1. Incorrect Order of Tail Removal and Self-Collision Check

The Pitfall: A critical bug occurs if you check for self-collision before removing the tail when the snake doesn't eat food. This creates a false collision when the snake moves into the space its tail is vacating.

Incorrect Implementation:

def move(self, direction: str) -> int:
    # Calculate new head position...
    new_row, new_col = ...

    # Check self-collision FIRST (WRONG!)
    if (new_row, new_col) in self.occupied_positions:
        return -1

    # Then handle food/tail removal
    if food_eaten:
        self.score += 1
    else:
        tail = self.snake.pop()
        self.occupied_positions.remove(tail)

Why It Fails: When the snake moves into its tail's current position (a valid move), the collision check happens before the tail is removed, causing a false game over.

Example Scenario:

• Snake: [(1,1), (1,2), (2,2), (2,1)] forming a square
• Move: "L" (left)
• New head would be at (2,1) - currently the tail
• If checked before tail removal: Game Over (incorrect!)
• If tail removed first: Valid move

Correct Solution:

def move(self, direction: str) -> int:
    # Calculate new head position
    new_row, new_col = ...

    # Check boundary first
    if out_of_bounds:
        return -1

    # Remove tail BEFORE collision check (if no food)
    if food_eaten:
        self.score += 1
    else:
        tail = self.snake.pop()
        self.occupied_positions.remove(tail)
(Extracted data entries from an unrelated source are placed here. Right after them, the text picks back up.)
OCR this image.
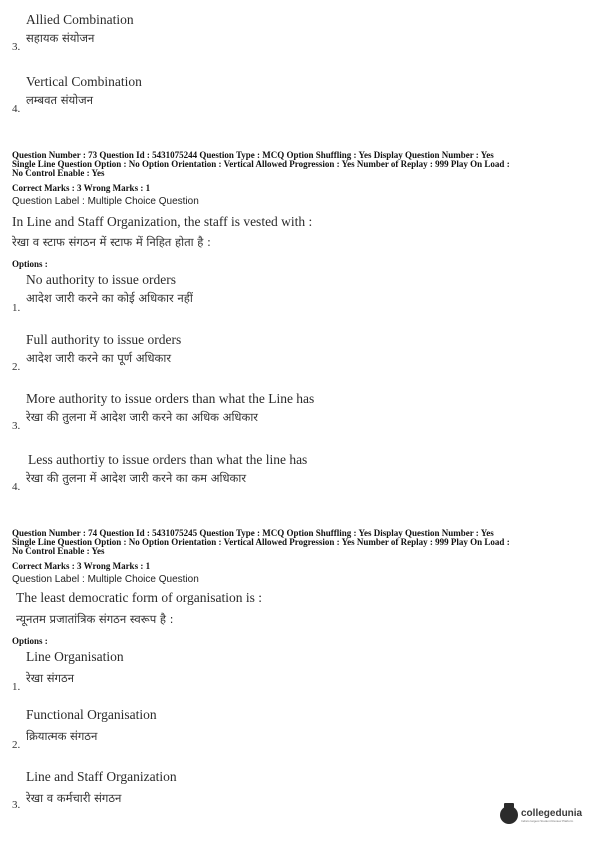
Allied Combination
सहायक संयोजन
3.
Vertical Combination
लम्बवत संयोजन
4.
Question Number : 73 Question Id : 5431075244 Question Type : MCQ Option Shuffling : Yes Display Question Number : Yes
Single Line Question Option : No Option Orientation : Vertical Allowed Progression : Yes Number of Replay : 999 Play On Load :
No Control Enable : Yes
Correct Marks : 3 Wrong Marks : 1
Question Label : Multiple Choice Question
In Line and Staff Organization, the staff is vested with :
रेखा व स्टाफ संगठन में स्टाफ में निहित होता है :
Options :
No authority to issue orders
आदेश जारी करने का कोई अधिकार नहीं
1.
Full authority to issue orders
आदेश जारी करने का पूर्ण अधिकार
2.
More authority to issue orders than what the Line has
रेखा की तुलना में आदेश जारी करने का अधिक अधिकार
3.
Less authortiy to issue orders than what the line has
रेखा की तुलना में आदेश जारी करने का कम अधिकार
4.
Question Number : 74 Question Id : 5431075245 Question Type : MCQ Option Shuffling : Yes Display Question Number : Yes
Single Line Question Option : No Option Orientation : Vertical Allowed Progression : Yes Number of Replay : 999 Play On Load :
No Control Enable : Yes
Correct Marks : 3 Wrong Marks : 1
Question Label : Multiple Choice Question
The least democratic form of organisation is :
न्यूनतम प्रजातांत्रिक संगठन स्वरूप है :
Options :
Line Organisation
रेखा संगठन
1.
Functional Organisation
क्रियात्मक संगठन
2.
Line and Staff Organization
रेखा व कर्मचारी संगठन
3.
collegedunia
India's largest Student Review Platform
    # NOW check for self-collision
    if (new_row, new_col) in self.occupied_positions:
        return -1

    # Add new head
    self.snake.appendleft((new_row, new_col))
    self.occupied_positions.add((new_row, new_col))
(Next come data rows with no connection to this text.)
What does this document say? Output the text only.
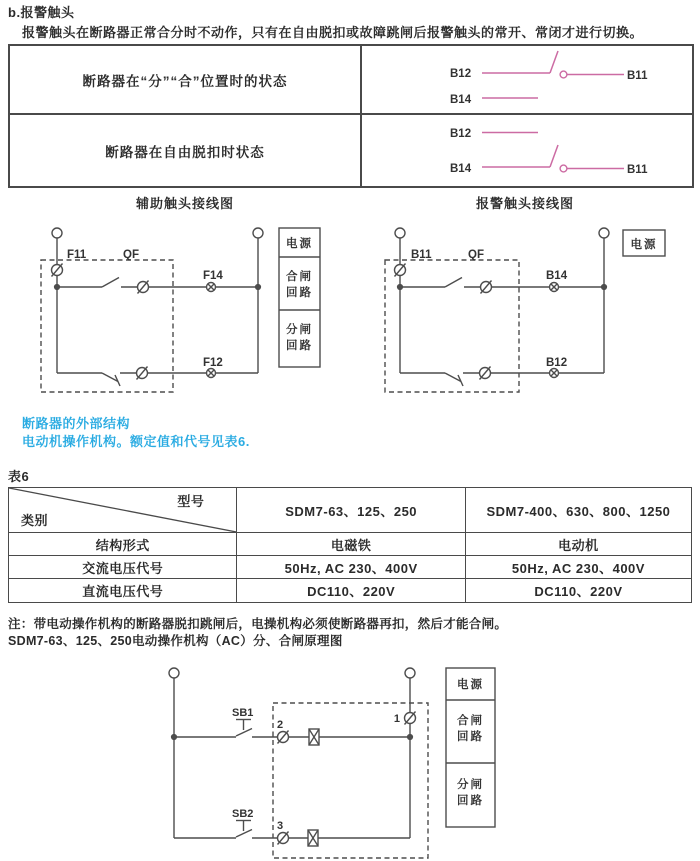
b.报警触头
报警触头在断路器正常合分时不动作，只有在自由脱扣或故障跳闸后报警触头的常开、常闭才进行切换。
断路器在“分”“合”位置时的状态	B12 B11
B14

断路器在自由脱扣时状态	B12
B14 B11
辅助触头接线图	报警触头接线图
F11	QF
F14
F12
电源
合闸
回路
分闸
回路
B11	QF
B14
B12
电源
断路器的外部结构
电动机操作机构。额定值和代号见表6.
表6
型号
类别	SDM7-63、125、250	SDM7-400、630、800、1250
结构形式	电磁铁	电动机
交流电压代号	50Hz, AC 230、400V	50Hz, AC 230、400V
直流电压代号	DC110、220V	DC110、220V
注：带电动操作机构的断路器脱扣跳闸后，电操机构必须使断路器再扣，然后才能合闸。
SDM7-63、125、250电动操作机构（AC）分、合闸原理图
SB1
SB2
1
2
3
电源
合闸
回路
分闸
回路
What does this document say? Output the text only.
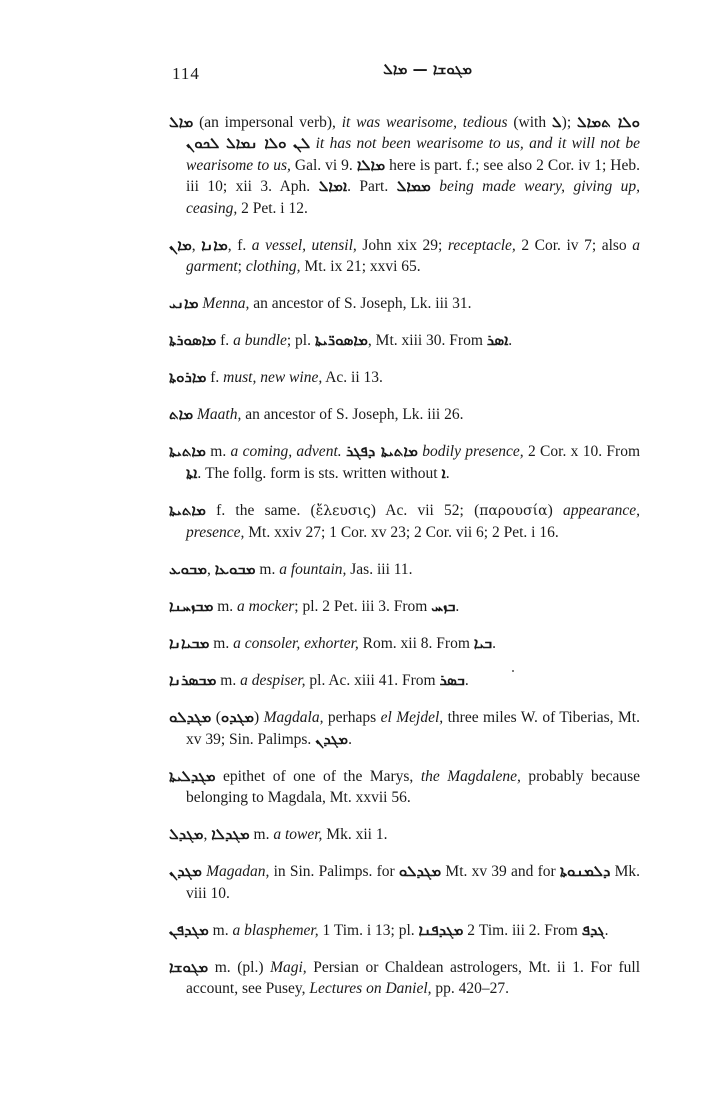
114	ܡܓܘܫܐ — ܡܐܠ

ܡܐܠ (an impersonal verb), it was wearisome, tedious (with ܠ); ܘܠܐ ܬܡܐܠ ܠܢ ܘܠܐ ܢܡܐܠ ܠܟܘܢ it has not been wearisome to us, and it will not be wearisome to us, Gal. vi 9. ܡܐܠܐ here is part. f.; see also 2 Cor. iv 1; Heb. iii 10; xii 3. Aph. ܐܡܐܠ. Part. ܡܡܐܠ being made weary, giving up, ceasing, 2 Pet. i 12.

ܡܐܢ, ܡܐܢܐ, f. a vessel, utensil, John xix 29; receptacle, 2 Cor. iv 7; also a garment; clothing, Mt. ix 21; xxvi 65.

ܡܐܢܝ Menna, an ancestor of S. Joseph, Lk. iii 31.

ܡܐܣܘܪܬܐ f. a bundle; pl. ܡܐܣܘܪ̈ܝܬܐ, Mt. xiii 30. From ܐܣܪ.

ܡܐܪܘܬܐ f. must, new wine, Ac. ii 13.

ܡܐܬ Maath, an ancestor of S. Joseph, Lk. iii 26.

ܡܐܬܝܬܐ m. a coming, advent. ܡܐܬܝܬܐ ܕܦܓܪ bodily presence, 2 Cor. x 10. From ܐܬܐ. The follg. form is sts. written without ܐ.

ܡܐܬܝܬܐ f. the same. (ἔλευσις) Ac. vii 52; (παρουσία) appearance, presence, Mt. xxiv 27; 1 Cor. xv 23; 2 Cor. vii 6; 2 Pet. i 16.

ܡܒܘܥ, ܡܒܘܥܐ m. a fountain, Jas. iii 11.

ܡܒܙܚܢܐ m. a mocker; pl. 2 Pet. iii 3. From ܒܙܚ.

ܡܒܝܐܢܐ m. a consoler, exhorter, Rom. xii 8. From ܒܝܐ.

ܡܒܣܪܢܐ m. a despiser, pl. Ac. xiii 41. From ܒܣܪ.

ܡܓܕܠܘ (ܡܓܕܘ) Magdala, perhaps el Mejdel, three miles W. of Tiberias, Mt. xv 39; Sin. Palimps. ܡܓܕܢ.

ܡܓܕܠܝܬܐ epithet of one of the Marys, the Magdalene, probably because belonging to Magdala, Mt. xxvii 56.

ܡܓܕܠ, ܡܓܕܠܐ m. a tower, Mk. xii 1.

ܡܓܕܢ Magadan, in Sin. Palimps. for ܡܓܕܠܘ Mt. xv 39 and for ܕܠܡܢܘܬܐ Mk. viii 10.

ܡܓܕܦܢ m. a blasphemer, 1 Tim. i 13; pl. ܡܓܕܦܢܐ 2 Tim. iii 2. From ܓܕܦ.

ܡܓܘܫܐ m. (pl.) Magi, Persian or Chaldean astrologers, Mt. ii 1. For full account, see Pusey, Lectures on Daniel, pp. 420–27.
2. Not Synchronizing Snake Body and Position Set

The Pitfall: Forgetting to update the occupied_positions set when modifying the snake deque leads to inconsistent state.

Common Mistakes:

• Adding to deque but not to set
• Removing from deque but not from set
• Using list operations that bypass the set updates

Prevention: Always pair deque and set operations:

# Always together for adding
self.snake.appendleft(new_pos)
self.occupied_positions.add(new_pos)

# Always together for removing
removed = self.snake.pop()
self.occupied_positions.remove(removed)

3. Misunderstanding Food Index Bounds

The Pitfall: Not properly checking if all food has been consumed before accessing self.food[self.food_index].

Incorrect:

# This will cause IndexError when food_index >= len(food)
if (new_row == self.food[self.food_index][0] and
    new_col == self.food[self.food_index][1]):

Correct:

if (self.food_index < len(self.food) and
    new_row == self.food[self.food_index][0] and
    new_col == self.food[self.food_index][1]):

The short-circuit evaluation ensures we don't access an invalid index when all food is consumed.